La traduction crasse de mondes riches et complexes peignait de ridicule la délicate trame de nos rêves électriques. Premier coup de projecteur grand public et le cyberpunk était ringard. L’album fit un four, mais le mal était fait.

California Uber Alles

En 2001, Mark Zuckerberg a souhaité donner un nouveau cap à sa société en mettant sur le devant de la scène le concept de « metaverse » qui vit le jour dans Snow Crash, un ouvrage de Neal Stephenson publié en 1992.

Mark Zuckerberg a presque le même âge que Billy Idol lors de la sortie de Cyberpunk. Son entreprise est fragilisée et doit se renouveler. Il puise dans l’imaginaire Cyberpunk pour se faire. Au-delà du parallèle, ce ne sont pas les annonces autour de Meta qui m’ont ramené à la sortie de l’album Cyberpunk. Ce sont les deux vidéos ci-dessous.

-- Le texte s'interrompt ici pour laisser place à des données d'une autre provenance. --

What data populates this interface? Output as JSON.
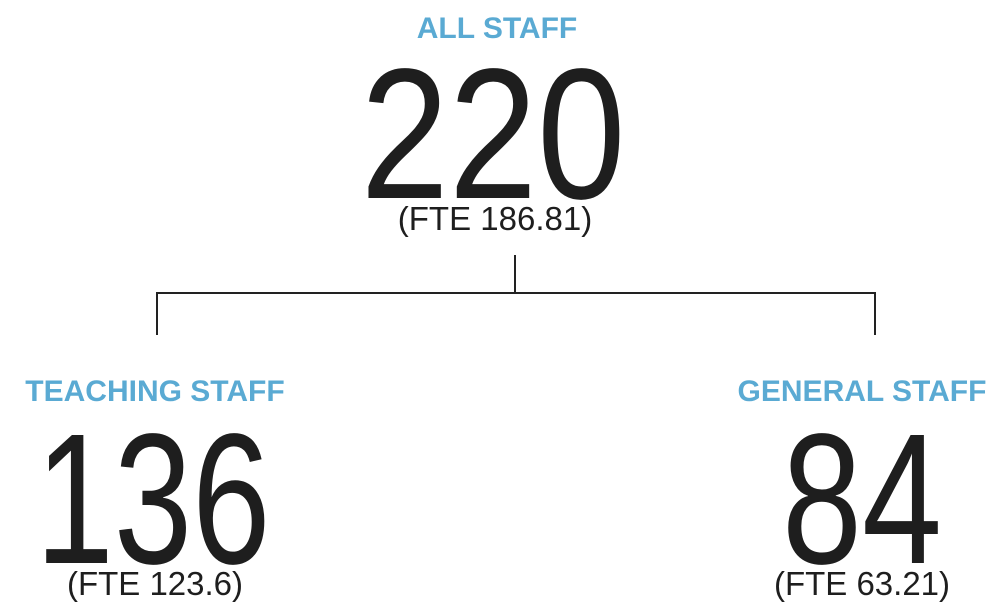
{
  "nodes": [
    {
      "label": "ALL STAFF",
      "value": 220,
      "fte": "(FTE 186.81)"
    },
    {
      "label": "TEACHING STAFF",
      "value": 136,
      "fte": "(FTE 123.6)"
    },
    {
      "label": "GENERAL STAFF",
      "value": 84,
      "fte": "(FTE 63.21)"
    }
  ]
}
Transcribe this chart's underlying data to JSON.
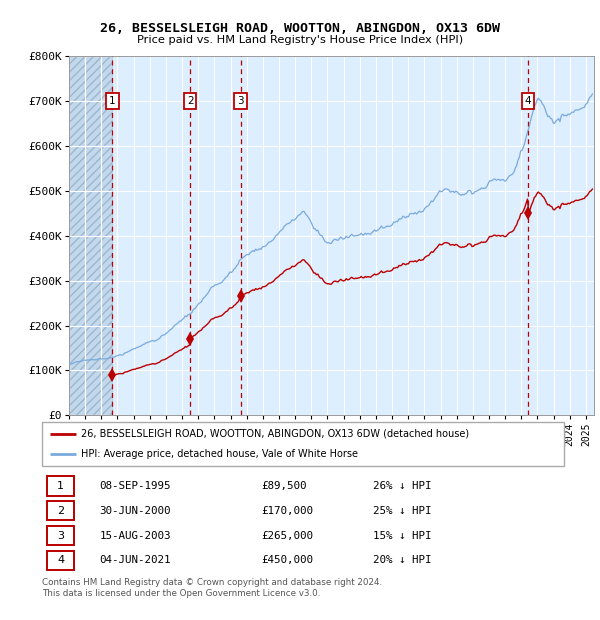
{
  "title1": "26, BESSELSLEIGH ROAD, WOOTTON, ABINGDON, OX13 6DW",
  "title2": "Price paid vs. HM Land Registry's House Price Index (HPI)",
  "legend_line1": "26, BESSELSLEIGH ROAD, WOOTTON, ABINGDON, OX13 6DW (detached house)",
  "legend_line2": "HPI: Average price, detached house, Vale of White Horse",
  "footer1": "Contains HM Land Registry data © Crown copyright and database right 2024.",
  "footer2": "This data is licensed under the Open Government Licence v3.0.",
  "sales": [
    {
      "num": 1,
      "date_label": "08-SEP-1995",
      "price": 89500,
      "pct": "26%",
      "x_year": 1995.69
    },
    {
      "num": 2,
      "date_label": "30-JUN-2000",
      "price": 170000,
      "pct": "25%",
      "x_year": 2000.5
    },
    {
      "num": 3,
      "date_label": "15-AUG-2003",
      "price": 265000,
      "pct": "15%",
      "x_year": 2003.62
    },
    {
      "num": 4,
      "date_label": "04-JUN-2021",
      "price": 450000,
      "pct": "20%",
      "x_year": 2021.42
    }
  ],
  "ylim": [
    0,
    800000
  ],
  "xlim": [
    1993,
    2025.5
  ],
  "yticks": [
    0,
    100000,
    200000,
    300000,
    400000,
    500000,
    600000,
    700000,
    800000
  ],
  "ytick_labels": [
    "£0",
    "£100K",
    "£200K",
    "£300K",
    "£400K",
    "£500K",
    "£600K",
    "£700K",
    "£800K"
  ],
  "hatch_region_end": 1995.69,
  "red_color": "#bb0000",
  "blue_color": "#7aaadd",
  "plot_bg": "#ddeeff",
  "grid_color": "#ffffff",
  "hatch_color": "#c4d8ec"
}
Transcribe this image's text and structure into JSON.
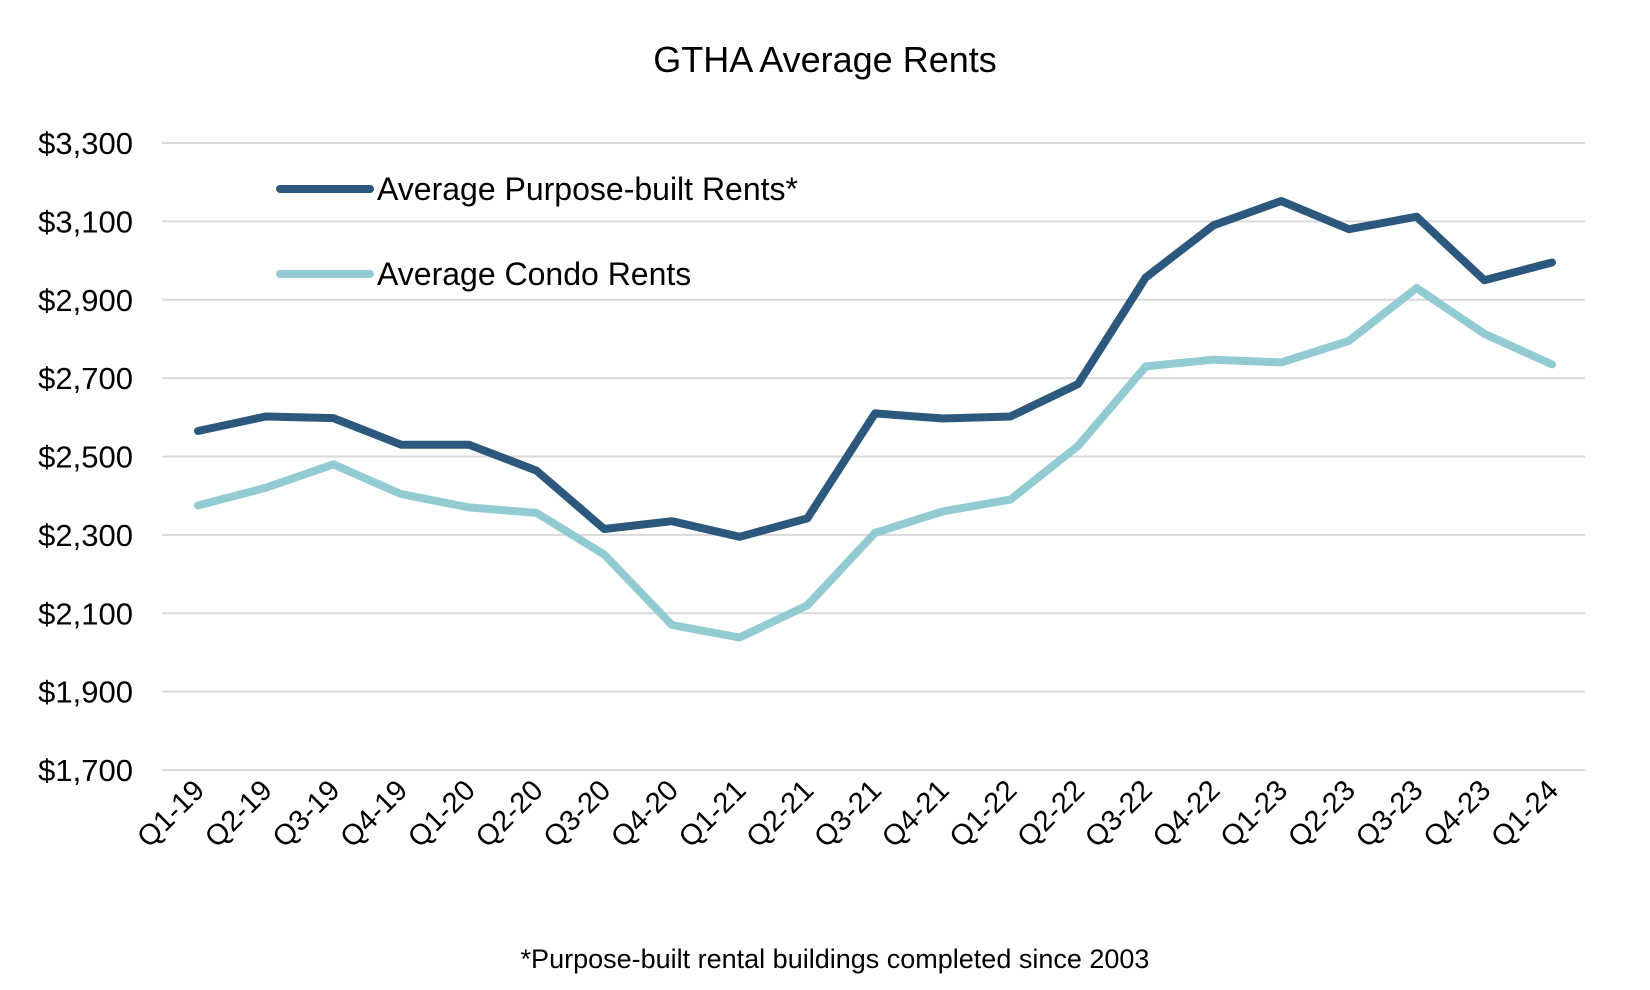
{
  "chart_data": {
    "type": "line",
    "title": "GTHA Average Rents",
    "xlabel": "",
    "ylabel": "",
    "categories": [
      "Q1-19",
      "Q2-19",
      "Q3-19",
      "Q4-19",
      "Q1-20",
      "Q2-20",
      "Q3-20",
      "Q4-20",
      "Q1-21",
      "Q2-21",
      "Q3-21",
      "Q4-21",
      "Q1-22",
      "Q2-22",
      "Q3-22",
      "Q4-22",
      "Q1-23",
      "Q2-23",
      "Q3-23",
      "Q4-23",
      "Q1-24"
    ],
    "series": [
      {
        "name": "Average Purpose-built Rents*",
        "color": "#2b587c",
        "values": [
          2565,
          2602,
          2598,
          2530,
          2530,
          2464,
          2315,
          2335,
          2295,
          2342,
          2610,
          2597,
          2602,
          2685,
          2957,
          3090,
          3152,
          3080,
          3112,
          2950,
          2995
        ]
      },
      {
        "name": "Average Condo Rents",
        "color": "#93cbd3",
        "values": [
          2375,
          2420,
          2480,
          2404,
          2370,
          2356,
          2250,
          2070,
          2038,
          2120,
          2305,
          2360,
          2390,
          2527,
          2730,
          2747,
          2740,
          2795,
          2930,
          2813,
          2735
        ]
      }
    ],
    "ylim": [
      1700,
      3300
    ],
    "y_ticks": [
      1700,
      1900,
      2100,
      2300,
      2500,
      2700,
      2900,
      3100,
      3300
    ],
    "y_tick_labels": [
      "$1,700",
      "$1,900",
      "$2,100",
      "$2,300",
      "$2,500",
      "$2,700",
      "$2,900",
      "$3,100",
      "$3,300"
    ],
    "grid": true,
    "legend_position": "top-left",
    "footnote": "*Purpose-built rental buildings completed since 2003"
  }
}
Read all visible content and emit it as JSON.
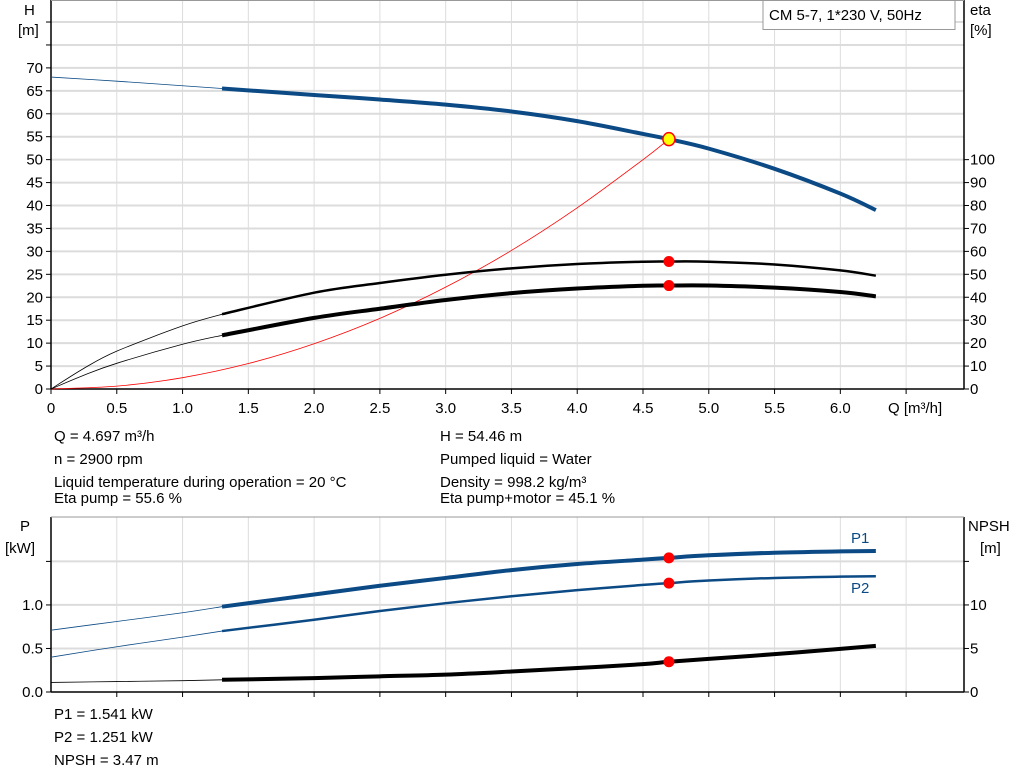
{
  "chart_data": [
    {
      "type": "line",
      "title": "CM 5-7, 1*230 V, 50Hz",
      "xlabel": "Q [m³/h]",
      "ylabel": "H\n[m]",
      "ylabel_lines": [
        "H",
        "[m]"
      ],
      "y2label_lines": [
        "eta",
        "[%]"
      ],
      "xlim": [
        0,
        6.94
      ],
      "ylim": [
        0,
        84.8
      ],
      "y2lim": [
        0,
        169.6
      ],
      "x_ticks": [
        "0",
        "0.5",
        "1.0",
        "1.5",
        "2.0",
        "2.5",
        "3.0",
        "3.5",
        "4.0",
        "4.5",
        "5.0",
        "5.5",
        "6.0"
      ],
      "y_ticks": [
        "0",
        "5",
        "10",
        "15",
        "20",
        "25",
        "30",
        "35",
        "40",
        "45",
        "50",
        "55",
        "60",
        "65",
        "70"
      ],
      "y2_ticks": [
        "0",
        "10",
        "20",
        "30",
        "40",
        "50",
        "60",
        "70",
        "80",
        "90",
        "100"
      ],
      "grid": true,
      "series": [
        {
          "key": "H",
          "axis": "left",
          "color": "#0b4a85",
          "x": [
            0,
            0.5,
            1.0,
            1.3,
            2.0,
            2.5,
            3.0,
            3.5,
            4.0,
            4.5,
            4.697,
            5.0,
            5.5,
            6.0,
            6.27
          ],
          "y": [
            68,
            67.1,
            66.1,
            65.5,
            64.1,
            63.1,
            62.0,
            60.5,
            58.4,
            55.6,
            54.46,
            52.4,
            48.0,
            42.6,
            39.0
          ]
        },
        {
          "key": "eta_pump",
          "axis": "right",
          "color": "#000000",
          "x": [
            0,
            0.25,
            0.5,
            1.0,
            1.3,
            2.0,
            2.5,
            3.0,
            3.5,
            4.0,
            4.5,
            4.697,
            5.0,
            5.5,
            6.0,
            6.27
          ],
          "y": [
            0,
            9,
            16.5,
            27.5,
            32.6,
            42,
            46.2,
            49.8,
            52.6,
            54.5,
            55.5,
            55.6,
            55.5,
            54.3,
            51.7,
            49.4
          ]
        },
        {
          "key": "eta_pump_motor",
          "axis": "right",
          "color": "#000000",
          "x": [
            0,
            0.25,
            0.5,
            1.0,
            1.3,
            2.0,
            2.5,
            3.0,
            3.5,
            4.0,
            4.5,
            4.697,
            5.0,
            5.5,
            6.0,
            6.27
          ],
          "y": [
            0,
            6,
            11.2,
            19.5,
            23.4,
            31,
            35,
            38.8,
            41.8,
            43.8,
            45.0,
            45.1,
            45.1,
            44.2,
            42.3,
            40.4
          ]
        },
        {
          "key": "system_curve",
          "axis": "left",
          "color": "#ff0000",
          "x": [
            0,
            0.5,
            1.0,
            1.5,
            2.0,
            2.5,
            3.0,
            3.5,
            4.0,
            4.5,
            4.697
          ],
          "y": [
            0,
            0.62,
            2.47,
            5.55,
            9.87,
            15.4,
            22.2,
            30.2,
            39.5,
            50.0,
            54.46
          ]
        }
      ],
      "operating_point": {
        "Q": 4.697,
        "H": 54.46,
        "eta_pump": 55.6,
        "eta_pump_motor": 45.1
      }
    },
    {
      "type": "line",
      "ylabel_lines": [
        "P",
        "[kW]"
      ],
      "y2label_lines": [
        "NPSH",
        "[m]"
      ],
      "xlim": [
        0,
        6.94
      ],
      "ylim": [
        0,
        2.01
      ],
      "y2lim": [
        0,
        20.1
      ],
      "y_ticks": [
        "0.0",
        "0.5",
        "1.0"
      ],
      "y2_ticks": [
        "0",
        "5",
        "10"
      ],
      "grid": true,
      "series": [
        {
          "key": "P1",
          "name": "P1",
          "axis": "left",
          "color": "#0b4a85",
          "x": [
            0,
            0.5,
            1.0,
            1.3,
            2.0,
            2.5,
            3.0,
            3.5,
            4.0,
            4.5,
            4.697,
            5.0,
            5.5,
            6.0,
            6.27
          ],
          "y": [
            0.71,
            0.81,
            0.91,
            0.98,
            1.12,
            1.22,
            1.31,
            1.4,
            1.47,
            1.52,
            1.541,
            1.57,
            1.6,
            1.615,
            1.62
          ]
        },
        {
          "key": "P2",
          "name": "P2",
          "axis": "left",
          "color": "#0b4a85",
          "x": [
            0,
            0.5,
            1.0,
            1.3,
            2.0,
            2.5,
            3.0,
            3.5,
            4.0,
            4.5,
            4.697,
            5.0,
            5.5,
            6.0,
            6.27
          ],
          "y": [
            0.4,
            0.52,
            0.63,
            0.7,
            0.83,
            0.93,
            1.02,
            1.1,
            1.17,
            1.23,
            1.251,
            1.28,
            1.31,
            1.325,
            1.33
          ]
        },
        {
          "key": "NPSH",
          "axis": "right",
          "color": "#000000",
          "x": [
            0,
            0.5,
            1.0,
            1.3,
            2.0,
            2.5,
            3.0,
            3.5,
            4.0,
            4.5,
            4.697,
            5.0,
            5.5,
            6.0,
            6.27
          ],
          "y": [
            1.1,
            1.2,
            1.3,
            1.4,
            1.6,
            1.8,
            2.0,
            2.35,
            2.75,
            3.2,
            3.47,
            3.8,
            4.35,
            4.95,
            5.3
          ]
        }
      ]
    }
  ],
  "info": {
    "q": "Q = 4.697 m³/h",
    "n": "n = 2900 rpm",
    "temp": "Liquid temperature during operation = 20 °C",
    "eta_pump": "Eta pump = 55.6 %",
    "h": "H = 54.46 m",
    "liquid": "Pumped liquid = Water",
    "density": "Density = 998.2 kg/m³",
    "eta_pm": "Eta pump+motor = 45.1 %",
    "p1": "P1 = 1.541 kW",
    "p2": "P2 = 1.251 kW",
    "npsh": "NPSH = 3.47 m"
  },
  "colors": {
    "pump_curve": "#0b4a85",
    "duty_point": "#ff0000",
    "duty_point_fill": "#ffff00",
    "grid": "#dcdcdc"
  }
}
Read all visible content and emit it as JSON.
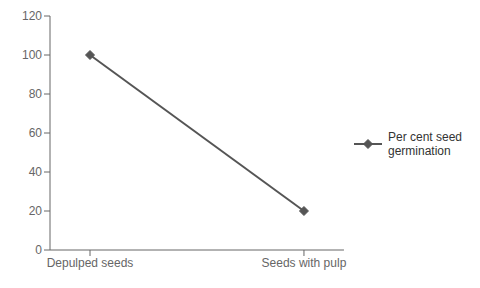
{
  "chart_data": {
    "type": "line",
    "categories": [
      "Depulped seeds",
      "Seeds with pulp"
    ],
    "series": [
      {
        "name": "Per cent seed\ngermination",
        "color": "#555555",
        "marker": "diamond",
        "values": [
          100,
          20
        ]
      }
    ],
    "ylim": [
      0,
      120
    ],
    "yticks": [
      0,
      20,
      40,
      60,
      80,
      100,
      120
    ],
    "grid": false,
    "legend": "right"
  }
}
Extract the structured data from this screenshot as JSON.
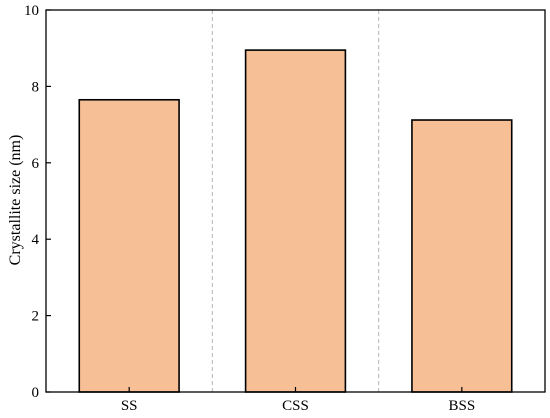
{
  "colors": {
    "bar_fill": "#f7bf95",
    "bar_stroke": "#000000",
    "divider": "#b5b5b5",
    "axis": "#000000"
  },
  "chart_data": {
    "type": "bar",
    "categories": [
      "SS",
      "CSS",
      "BSS"
    ],
    "values": [
      7.65,
      8.95,
      7.12
    ],
    "title": "",
    "xlabel": "",
    "ylabel": "Crystallite size (nm)",
    "ylim": [
      0,
      10
    ],
    "yticks": [
      0,
      2,
      4,
      6,
      8,
      10
    ],
    "grid": false,
    "category_dividers": true,
    "legend": "none"
  }
}
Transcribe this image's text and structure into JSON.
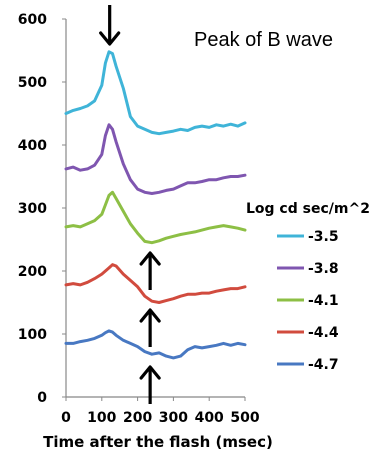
{
  "chart_data": {
    "type": "line",
    "title": "",
    "xlabel": "Time after the flash (msec)",
    "ylabel": "",
    "xlim": [
      0,
      500
    ],
    "ylim": [
      0,
      600
    ],
    "xticks": [
      "0",
      "100",
      "200",
      "300",
      "400",
      "500"
    ],
    "yticks": [
      "0",
      "100",
      "200",
      "300",
      "400",
      "500",
      "600"
    ],
    "grid": false,
    "legend": {
      "title": "Log cd sec/m^2",
      "placement": "right"
    },
    "annotations": {
      "peak_label": "Peak of B wave"
    },
    "x": [
      0,
      20,
      40,
      60,
      80,
      100,
      110,
      120,
      130,
      140,
      160,
      180,
      200,
      220,
      240,
      260,
      280,
      300,
      320,
      340,
      360,
      380,
      400,
      420,
      440,
      460,
      480,
      500
    ],
    "series": [
      {
        "name": "-3.5",
        "color": "#3FB4D8",
        "values": [
          450,
          455,
          458,
          462,
          470,
          495,
          530,
          548,
          545,
          525,
          490,
          445,
          430,
          425,
          420,
          418,
          420,
          422,
          425,
          423,
          428,
          430,
          428,
          432,
          430,
          433,
          430,
          435
        ]
      },
      {
        "name": "-3.8",
        "color": "#7F56B0",
        "values": [
          362,
          365,
          360,
          362,
          368,
          385,
          415,
          432,
          425,
          405,
          370,
          345,
          330,
          325,
          323,
          325,
          328,
          330,
          335,
          340,
          340,
          342,
          345,
          345,
          348,
          350,
          350,
          352
        ]
      },
      {
        "name": "-4.1",
        "color": "#8DBF45",
        "values": [
          270,
          272,
          270,
          275,
          280,
          290,
          305,
          320,
          325,
          315,
          295,
          275,
          260,
          247,
          245,
          248,
          252,
          255,
          258,
          260,
          262,
          265,
          268,
          270,
          272,
          270,
          268,
          265
        ]
      },
      {
        "name": "-4.4",
        "color": "#D14B3E",
        "values": [
          178,
          180,
          178,
          182,
          188,
          195,
          200,
          205,
          210,
          208,
          195,
          185,
          175,
          160,
          152,
          150,
          153,
          156,
          160,
          163,
          163,
          165,
          165,
          168,
          170,
          172,
          172,
          175
        ]
      },
      {
        "name": "-4.7",
        "color": "#4878C2",
        "values": [
          85,
          85,
          88,
          90,
          93,
          98,
          102,
          105,
          103,
          98,
          90,
          85,
          80,
          72,
          68,
          70,
          65,
          62,
          65,
          75,
          80,
          78,
          80,
          82,
          85,
          82,
          85,
          83
        ]
      }
    ],
    "arrows": [
      {
        "kind": "down",
        "x": 122
      },
      {
        "kind": "up",
        "x": 235
      },
      {
        "kind": "up",
        "x": 235
      },
      {
        "kind": "up",
        "x": 235
      }
    ]
  }
}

La pauvreté des visions ici présentées est l’égale du drame esthétique qu’est le clip « Shock to the system ».

Je ne sais pas si le « Metaverse » comme nous l’entendons aujourd’hui verra le jour. Je crois, j’espère, qu’il naitra en grande partie d’initiatives folles, porté par des individus à la marge, des provocateurs marginaux et géniaux.

Oui, il faut des investissements énormes pour que l’infrastructure soit en place. On peut se féliciter que Meta n’hésite pas à mettre plusieurs milliards sur la table. Mais une chose est sûre, la vision est du côté des punks.